Hill was debating Ben Carson’s childhood story with radio talk show host Ben Ferguson. The commentator and university professor said:

Absolutely, absolutely, I mean, Ben Carson — the greatest lie in American history is the myth of the self-made person. Nobody makes themselves. We’re all shaped by communities, by people who struggled and sacrificed for us, by governments that offer safety nets. And what Ben Carson is able to do essentially is reject all that stuff and say that I was saved.

Ferguson interrupted and said,”The government didn’t make me, though, Marc.”

Ben Carson is able to say, “I was saved by Jesus and hard work.” That allows him to reject a safety net. That allows him to push back against the expansion of a welfare state. That allows him to resist tax cuts for the middle class and poor and tax hikes for the wealthy. It allows him to create an entire narrative where people say, “Hey, wait a minute, why are you doing this?” Ben Carson can say, “Hey, because I did it myself,” and it makes white voters feel comfortable to say that, “Look, this black guy himself is telling me poor people…(INAUDIBLE)

Breitbart News reached out to Hill for comment.

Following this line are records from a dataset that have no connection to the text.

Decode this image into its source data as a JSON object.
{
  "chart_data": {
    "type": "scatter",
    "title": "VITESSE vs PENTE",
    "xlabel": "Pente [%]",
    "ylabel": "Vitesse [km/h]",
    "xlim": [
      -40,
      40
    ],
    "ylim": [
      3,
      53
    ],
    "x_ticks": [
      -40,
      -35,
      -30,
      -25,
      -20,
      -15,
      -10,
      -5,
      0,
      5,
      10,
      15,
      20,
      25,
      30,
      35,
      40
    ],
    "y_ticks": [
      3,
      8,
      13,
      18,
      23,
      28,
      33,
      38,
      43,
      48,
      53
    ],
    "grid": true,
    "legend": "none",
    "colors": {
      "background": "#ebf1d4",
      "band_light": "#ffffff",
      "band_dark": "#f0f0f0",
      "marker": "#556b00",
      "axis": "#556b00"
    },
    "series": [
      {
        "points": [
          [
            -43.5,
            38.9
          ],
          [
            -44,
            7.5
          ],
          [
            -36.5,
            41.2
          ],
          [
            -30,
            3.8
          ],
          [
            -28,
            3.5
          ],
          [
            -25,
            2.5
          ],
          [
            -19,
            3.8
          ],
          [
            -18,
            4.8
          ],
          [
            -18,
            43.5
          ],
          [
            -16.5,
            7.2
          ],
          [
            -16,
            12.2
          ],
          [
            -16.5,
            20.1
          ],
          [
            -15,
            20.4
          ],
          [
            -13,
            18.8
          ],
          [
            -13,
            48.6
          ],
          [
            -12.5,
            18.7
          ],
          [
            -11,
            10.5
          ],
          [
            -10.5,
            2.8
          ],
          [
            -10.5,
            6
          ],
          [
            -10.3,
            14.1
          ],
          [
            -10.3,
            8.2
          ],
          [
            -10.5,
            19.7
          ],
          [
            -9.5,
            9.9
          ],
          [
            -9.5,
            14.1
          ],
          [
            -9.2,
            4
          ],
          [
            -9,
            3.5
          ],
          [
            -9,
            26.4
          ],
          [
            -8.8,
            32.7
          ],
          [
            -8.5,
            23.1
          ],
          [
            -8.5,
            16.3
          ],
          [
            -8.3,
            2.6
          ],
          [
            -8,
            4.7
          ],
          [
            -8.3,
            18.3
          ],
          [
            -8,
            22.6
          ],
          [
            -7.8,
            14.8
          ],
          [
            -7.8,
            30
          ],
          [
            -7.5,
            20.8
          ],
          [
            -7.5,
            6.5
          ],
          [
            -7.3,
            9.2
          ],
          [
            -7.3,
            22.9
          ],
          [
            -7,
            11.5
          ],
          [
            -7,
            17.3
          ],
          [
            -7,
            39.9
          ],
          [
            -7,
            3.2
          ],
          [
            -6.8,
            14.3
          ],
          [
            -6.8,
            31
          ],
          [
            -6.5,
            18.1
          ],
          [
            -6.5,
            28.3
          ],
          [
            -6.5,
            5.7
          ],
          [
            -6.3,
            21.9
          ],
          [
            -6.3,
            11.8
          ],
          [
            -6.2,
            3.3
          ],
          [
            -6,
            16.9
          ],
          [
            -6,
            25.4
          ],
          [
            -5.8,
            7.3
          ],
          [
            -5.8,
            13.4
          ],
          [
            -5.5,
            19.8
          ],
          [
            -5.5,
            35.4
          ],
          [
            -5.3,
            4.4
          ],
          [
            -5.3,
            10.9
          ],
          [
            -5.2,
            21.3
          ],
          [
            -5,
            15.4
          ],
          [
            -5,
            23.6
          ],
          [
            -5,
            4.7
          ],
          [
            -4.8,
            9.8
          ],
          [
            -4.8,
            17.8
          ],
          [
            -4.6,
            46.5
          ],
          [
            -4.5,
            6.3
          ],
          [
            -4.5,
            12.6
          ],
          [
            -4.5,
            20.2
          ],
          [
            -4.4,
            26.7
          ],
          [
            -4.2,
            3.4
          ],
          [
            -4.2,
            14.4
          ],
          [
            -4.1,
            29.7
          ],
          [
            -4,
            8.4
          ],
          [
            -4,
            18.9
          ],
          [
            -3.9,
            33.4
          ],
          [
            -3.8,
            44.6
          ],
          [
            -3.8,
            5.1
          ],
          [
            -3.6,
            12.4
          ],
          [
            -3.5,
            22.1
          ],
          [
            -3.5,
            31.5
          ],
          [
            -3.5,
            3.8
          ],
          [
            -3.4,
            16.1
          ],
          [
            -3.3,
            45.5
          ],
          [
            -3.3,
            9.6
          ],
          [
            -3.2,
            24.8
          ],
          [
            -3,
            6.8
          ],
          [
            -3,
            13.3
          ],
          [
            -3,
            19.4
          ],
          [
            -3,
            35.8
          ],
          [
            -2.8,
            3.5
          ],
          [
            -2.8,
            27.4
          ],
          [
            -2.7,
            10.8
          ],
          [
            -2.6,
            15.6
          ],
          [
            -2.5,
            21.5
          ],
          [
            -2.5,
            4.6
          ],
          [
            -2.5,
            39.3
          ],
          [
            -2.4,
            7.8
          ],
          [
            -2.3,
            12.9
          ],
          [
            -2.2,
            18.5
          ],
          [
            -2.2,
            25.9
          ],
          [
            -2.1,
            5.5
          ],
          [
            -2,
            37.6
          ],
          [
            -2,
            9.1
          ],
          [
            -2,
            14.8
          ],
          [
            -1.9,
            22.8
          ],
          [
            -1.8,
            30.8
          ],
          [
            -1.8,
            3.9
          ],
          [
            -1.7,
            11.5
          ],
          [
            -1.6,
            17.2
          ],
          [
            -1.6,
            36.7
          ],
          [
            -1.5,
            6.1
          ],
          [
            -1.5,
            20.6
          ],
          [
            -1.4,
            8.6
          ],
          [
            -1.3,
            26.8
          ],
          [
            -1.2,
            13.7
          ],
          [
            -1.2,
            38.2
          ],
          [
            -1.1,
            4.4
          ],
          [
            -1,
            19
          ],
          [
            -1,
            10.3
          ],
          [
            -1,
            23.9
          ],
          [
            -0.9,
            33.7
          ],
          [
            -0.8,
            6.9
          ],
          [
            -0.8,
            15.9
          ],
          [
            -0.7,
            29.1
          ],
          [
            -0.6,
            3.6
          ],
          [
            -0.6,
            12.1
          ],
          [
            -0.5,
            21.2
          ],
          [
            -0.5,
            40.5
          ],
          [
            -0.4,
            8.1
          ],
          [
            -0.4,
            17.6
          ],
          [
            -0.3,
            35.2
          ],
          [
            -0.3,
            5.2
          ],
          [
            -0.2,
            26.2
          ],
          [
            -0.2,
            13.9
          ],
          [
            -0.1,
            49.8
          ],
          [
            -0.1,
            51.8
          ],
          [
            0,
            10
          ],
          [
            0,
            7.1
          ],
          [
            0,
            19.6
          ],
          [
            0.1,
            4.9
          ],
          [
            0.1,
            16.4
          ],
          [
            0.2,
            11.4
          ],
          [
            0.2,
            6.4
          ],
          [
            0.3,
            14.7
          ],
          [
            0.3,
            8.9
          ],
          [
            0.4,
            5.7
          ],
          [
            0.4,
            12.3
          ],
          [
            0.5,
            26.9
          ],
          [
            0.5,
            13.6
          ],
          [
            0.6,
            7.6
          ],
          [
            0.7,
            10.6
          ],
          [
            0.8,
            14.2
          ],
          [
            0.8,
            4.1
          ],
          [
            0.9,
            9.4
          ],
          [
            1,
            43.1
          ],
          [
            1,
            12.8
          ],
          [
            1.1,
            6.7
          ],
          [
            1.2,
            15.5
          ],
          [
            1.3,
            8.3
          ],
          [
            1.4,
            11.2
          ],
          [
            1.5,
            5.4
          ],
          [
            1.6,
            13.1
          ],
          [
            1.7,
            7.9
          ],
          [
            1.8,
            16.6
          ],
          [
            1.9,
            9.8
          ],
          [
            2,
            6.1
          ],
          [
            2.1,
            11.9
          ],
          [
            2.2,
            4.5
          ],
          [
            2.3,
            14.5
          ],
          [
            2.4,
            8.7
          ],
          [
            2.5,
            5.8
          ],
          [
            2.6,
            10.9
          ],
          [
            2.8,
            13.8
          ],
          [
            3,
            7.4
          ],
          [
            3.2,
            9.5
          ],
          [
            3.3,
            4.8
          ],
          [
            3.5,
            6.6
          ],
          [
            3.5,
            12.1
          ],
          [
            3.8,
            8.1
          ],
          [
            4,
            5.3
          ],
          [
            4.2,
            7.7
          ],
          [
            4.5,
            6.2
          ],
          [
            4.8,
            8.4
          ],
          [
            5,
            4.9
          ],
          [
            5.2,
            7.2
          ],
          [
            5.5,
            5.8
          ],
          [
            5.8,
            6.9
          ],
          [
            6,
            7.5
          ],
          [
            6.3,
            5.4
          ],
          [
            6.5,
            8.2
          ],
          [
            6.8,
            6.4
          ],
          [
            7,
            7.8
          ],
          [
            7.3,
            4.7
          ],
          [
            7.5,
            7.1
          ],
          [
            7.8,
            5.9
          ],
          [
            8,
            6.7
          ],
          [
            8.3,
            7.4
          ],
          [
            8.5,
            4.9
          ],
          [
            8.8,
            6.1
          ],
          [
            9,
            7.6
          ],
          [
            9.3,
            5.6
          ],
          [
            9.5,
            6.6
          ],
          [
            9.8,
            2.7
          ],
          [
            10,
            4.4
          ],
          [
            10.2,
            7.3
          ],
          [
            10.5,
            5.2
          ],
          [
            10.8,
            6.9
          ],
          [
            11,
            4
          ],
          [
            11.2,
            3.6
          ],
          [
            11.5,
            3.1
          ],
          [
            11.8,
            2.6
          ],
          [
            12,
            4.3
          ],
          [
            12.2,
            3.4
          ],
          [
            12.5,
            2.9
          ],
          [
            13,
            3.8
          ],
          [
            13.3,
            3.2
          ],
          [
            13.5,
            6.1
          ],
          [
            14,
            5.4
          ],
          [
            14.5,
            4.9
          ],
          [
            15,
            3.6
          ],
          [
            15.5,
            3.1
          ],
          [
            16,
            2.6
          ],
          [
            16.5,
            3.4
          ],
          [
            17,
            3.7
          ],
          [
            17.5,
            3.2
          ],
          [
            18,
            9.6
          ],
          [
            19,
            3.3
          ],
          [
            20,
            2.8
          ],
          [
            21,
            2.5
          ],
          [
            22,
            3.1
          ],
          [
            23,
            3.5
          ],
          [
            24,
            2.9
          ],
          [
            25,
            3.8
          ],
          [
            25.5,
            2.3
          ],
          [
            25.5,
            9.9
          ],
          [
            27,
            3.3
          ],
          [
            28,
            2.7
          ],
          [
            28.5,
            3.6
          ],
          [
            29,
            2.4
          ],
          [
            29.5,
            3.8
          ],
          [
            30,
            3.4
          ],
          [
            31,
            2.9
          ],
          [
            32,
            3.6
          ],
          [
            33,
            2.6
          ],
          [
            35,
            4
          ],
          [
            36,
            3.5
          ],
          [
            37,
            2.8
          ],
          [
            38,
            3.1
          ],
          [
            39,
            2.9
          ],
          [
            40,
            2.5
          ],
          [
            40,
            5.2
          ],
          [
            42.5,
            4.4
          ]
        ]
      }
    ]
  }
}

Hill responded by email:

No one, in America or elsewhere, is self-made. All of us are shaped by a range of forces, institutions, networks, and policies. This does not negate the hard work that individuals do. Rather, it places it in context. For example, many of our parents and grandparents worked very hard to move from poverty to prosperity. But many did so against the backdrop of a GI Bill, which helped create the white middle class. I, personally, grew up in a poor neighborhood, where I was surrounded by drugs and violence. Yes, I managed to get out through hard work and personal responsibility. But I also had parents, mentors, religious institutions, coaches, and public policies that helped to reward my efforts. After all, for example, there are surely women in Saudi Arabia or young boys in Mexico who work just as hard as I do but won’t be rewarded because of social and structural barriers. Again, I’m not negating hard work. I’m placing it in context.

When asked by Breitbart News about Carson’s story specifically, Hill said that he, “wouldn’t say that Ben Carson’s self-help message is entirely mythic.” He added:

That would be unfair to him and negate his impressive individual story. My point is not about Carson in particular. It’s about the traditional American “bootstraps” narrative that allows everyone to take full credit for their success and failure without any reasonable appeal to context. The political danger of these stories is that when it comes time to expand or sustain public policy, people appeal to these “self-made” narrative as evidence that we don’t need a social safety net, government investment, etc. People can simply say “Well if Carson could do it, so can you!”